ORIGIN - Echoes Of Decimation - 2005 ( Relapse )

Tracklisting:
1 – Reciprocal
2 - Endless Cure
3 - The Burner
4 - Designed to Expire
5 - Cloning the Stillborn
6 - Staring from the Abyss
7 – Amoeba
8 - Debased Humanity
9 - Echoes of Decimation

17/20

Houlaaaaaaa, au secours !!!!!!!!!!!!!!!! Mais qu'est ce que c'est ? Heyyyy stop! Stop ? Stooooop!!!
Moins vite s'il vous plait !!
Non ?
Bon…très bien, je m'accroche.
Hum…ouiiiin

(***soupir***)

Origin va donc très vite, exécute de façon impressionnante et véloce un death metal extrêmement technique concocté à base de riffs nerveux sautillants sur les patterns rythmiques de Bioman devenu batteur depuis qu'il a cessé de marteler de pauvres monstres nihilistes en mousses avec des high kick de grand-mère. Moitié homme, moitié robot, le shérif de l'espace s'attaque maintenant à ses fûts et livre ici une prestation laissant penser que la partie robot gagne du terrain.
Ses acolytes n'ont rien à lui envier et parviennent sans aucun problème à suivre le rythme inhumain imposé par "la plus grand de tous les héros" (je connais mes classiques !)

Evidemment l'ensemble pourrait très vite devenir incroyablement chiant mais il peut aussi devenir fascinant pour quiconque fait l'effort d'apprécier à sa juste valeur le travail de mise en place hallucinant, l'incroyable précision dans l'exécution de morceaux épileptiques composés au millimètre. Pour l'auditeur qui parvient à rester concentré, cet album est une mine de riffs scalpels, mémorisables, fins et précis.
Loin de tourner à la démonstration, (même si nous en prenons clairement plein la gueule…putains de riffs en sweeping dément !), les morceaux sont très énergiques et savent se faire plus pesants quand le moment est venu de nous laisser prendre une respiration pour mieux replonger. En effet, et contrairement à ce qu'affirment honteusement quelques collègues chroniqueurs n'ayant visiblement pas pris la peine d'écouter cette galette dans son intégralité, décidés à ne lui laisser aucune chance, le groupe prend soin de casser ses morceaux à chaque coin de plan pour ne pas tomber dans la platitude d'un Disgorge par exemple. Même si le tempo général est extrêmement élevé, le batteur s'évertue à suivre les délires mélodiques de la paire de guitariste, il se cale dessus et propose une partition finalement riche. Accélérations foudroyantes, breaks, cassures, mini breaks, solis frénétiques, palm mute assassins pour rythmiques convulsives et saccadées, notre cerveau doit gérer en un temps record toutes les informations sonores, (fruit d'un gros travail de composition), que délivre le groupe et s'il y parvient le bonheur est intense.
Une fois apprivoisé cet album se révèle savoureux, œuvre dense, virulente, démente, dégageant un feeling (oui je parle bien de feeling !!) quasi "cybernétique".

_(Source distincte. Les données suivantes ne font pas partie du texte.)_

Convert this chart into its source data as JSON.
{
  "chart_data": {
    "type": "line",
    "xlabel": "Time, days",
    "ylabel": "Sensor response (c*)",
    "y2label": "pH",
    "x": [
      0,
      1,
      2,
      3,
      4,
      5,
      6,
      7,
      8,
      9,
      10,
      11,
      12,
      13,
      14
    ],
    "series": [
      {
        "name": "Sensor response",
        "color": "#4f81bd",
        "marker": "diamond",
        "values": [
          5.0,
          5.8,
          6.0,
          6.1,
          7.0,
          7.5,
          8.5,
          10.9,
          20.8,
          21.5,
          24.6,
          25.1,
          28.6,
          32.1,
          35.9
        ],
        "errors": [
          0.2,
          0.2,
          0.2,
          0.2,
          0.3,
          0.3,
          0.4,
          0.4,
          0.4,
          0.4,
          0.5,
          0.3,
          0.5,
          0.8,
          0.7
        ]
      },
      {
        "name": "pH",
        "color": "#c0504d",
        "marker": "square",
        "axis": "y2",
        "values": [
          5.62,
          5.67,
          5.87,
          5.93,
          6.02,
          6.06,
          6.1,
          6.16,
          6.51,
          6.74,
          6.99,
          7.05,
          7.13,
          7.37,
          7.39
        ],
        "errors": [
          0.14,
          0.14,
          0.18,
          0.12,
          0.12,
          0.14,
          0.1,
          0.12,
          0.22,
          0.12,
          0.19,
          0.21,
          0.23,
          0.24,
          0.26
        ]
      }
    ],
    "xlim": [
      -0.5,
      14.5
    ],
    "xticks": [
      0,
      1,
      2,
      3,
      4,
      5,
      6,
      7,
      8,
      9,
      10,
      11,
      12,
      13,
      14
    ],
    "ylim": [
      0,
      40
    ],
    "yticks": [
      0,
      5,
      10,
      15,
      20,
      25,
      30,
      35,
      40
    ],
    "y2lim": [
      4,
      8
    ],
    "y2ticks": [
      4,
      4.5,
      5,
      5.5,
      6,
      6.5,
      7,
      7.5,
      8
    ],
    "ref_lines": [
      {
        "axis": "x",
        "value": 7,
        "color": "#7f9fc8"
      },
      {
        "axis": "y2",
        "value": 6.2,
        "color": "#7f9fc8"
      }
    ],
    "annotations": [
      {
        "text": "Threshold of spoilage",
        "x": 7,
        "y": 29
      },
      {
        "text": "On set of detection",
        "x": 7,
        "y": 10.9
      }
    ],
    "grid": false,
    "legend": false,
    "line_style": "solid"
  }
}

Moi qui suis plutôt hermétique à l'aspect démonstratif du brutal death US, j'avoue avoir été bluffé par ce nouvel opus d'Origin qui ne peut que forcer le respect.
Le groupe a également eu l'excellente idée de ne pas s'étaler en longueur et dit tout ce qu'il a à dire en moins de 27 minutes, évidemment c'est court pour un album mais évidemment il n'en fallait pas plus.
La production est heureusement à la hauteur, le son est très clair, puissant, et laisse à qui veut s'en donner la peine le loisir d'écouter distinctement le travail accompli par chaque instrumentiste.

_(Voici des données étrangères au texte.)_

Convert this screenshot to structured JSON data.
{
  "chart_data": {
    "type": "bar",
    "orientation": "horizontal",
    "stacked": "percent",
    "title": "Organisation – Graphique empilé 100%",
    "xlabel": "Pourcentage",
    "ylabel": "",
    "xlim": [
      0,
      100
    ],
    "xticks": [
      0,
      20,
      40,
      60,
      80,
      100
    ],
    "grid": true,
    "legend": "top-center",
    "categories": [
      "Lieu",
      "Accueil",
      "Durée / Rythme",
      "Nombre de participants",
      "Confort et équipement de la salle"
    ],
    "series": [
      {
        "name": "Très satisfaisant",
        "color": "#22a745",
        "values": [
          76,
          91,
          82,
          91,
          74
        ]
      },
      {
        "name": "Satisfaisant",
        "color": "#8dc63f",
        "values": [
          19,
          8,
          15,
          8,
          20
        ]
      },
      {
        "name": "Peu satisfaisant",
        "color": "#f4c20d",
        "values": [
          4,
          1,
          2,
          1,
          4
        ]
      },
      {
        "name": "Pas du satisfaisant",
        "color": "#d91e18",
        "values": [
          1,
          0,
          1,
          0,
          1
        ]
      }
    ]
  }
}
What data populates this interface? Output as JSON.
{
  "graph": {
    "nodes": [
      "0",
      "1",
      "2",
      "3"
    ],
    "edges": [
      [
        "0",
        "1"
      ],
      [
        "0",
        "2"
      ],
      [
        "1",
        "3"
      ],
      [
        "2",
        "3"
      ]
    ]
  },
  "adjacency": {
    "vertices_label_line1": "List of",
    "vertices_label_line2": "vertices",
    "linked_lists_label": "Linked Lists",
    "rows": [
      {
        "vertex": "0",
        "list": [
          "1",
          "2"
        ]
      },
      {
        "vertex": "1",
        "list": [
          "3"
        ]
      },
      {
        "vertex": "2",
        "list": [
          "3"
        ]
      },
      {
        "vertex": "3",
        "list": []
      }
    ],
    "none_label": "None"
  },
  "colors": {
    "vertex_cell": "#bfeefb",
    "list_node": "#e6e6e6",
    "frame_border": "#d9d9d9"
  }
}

Si j'avais comme certains rédigé ma chronique après une seule écoute décourageante j'aurai moi aussi opté pour une note très faible, criant au bruit, à la branlette instrumentale sans âme, à la vitesse inutile, etc… après une exploration profonde de cette rondelle (…) je ne peux qu'admettre un K.O net en faveur du groupe et m'incliner genou à terre devant tant de maîtrise.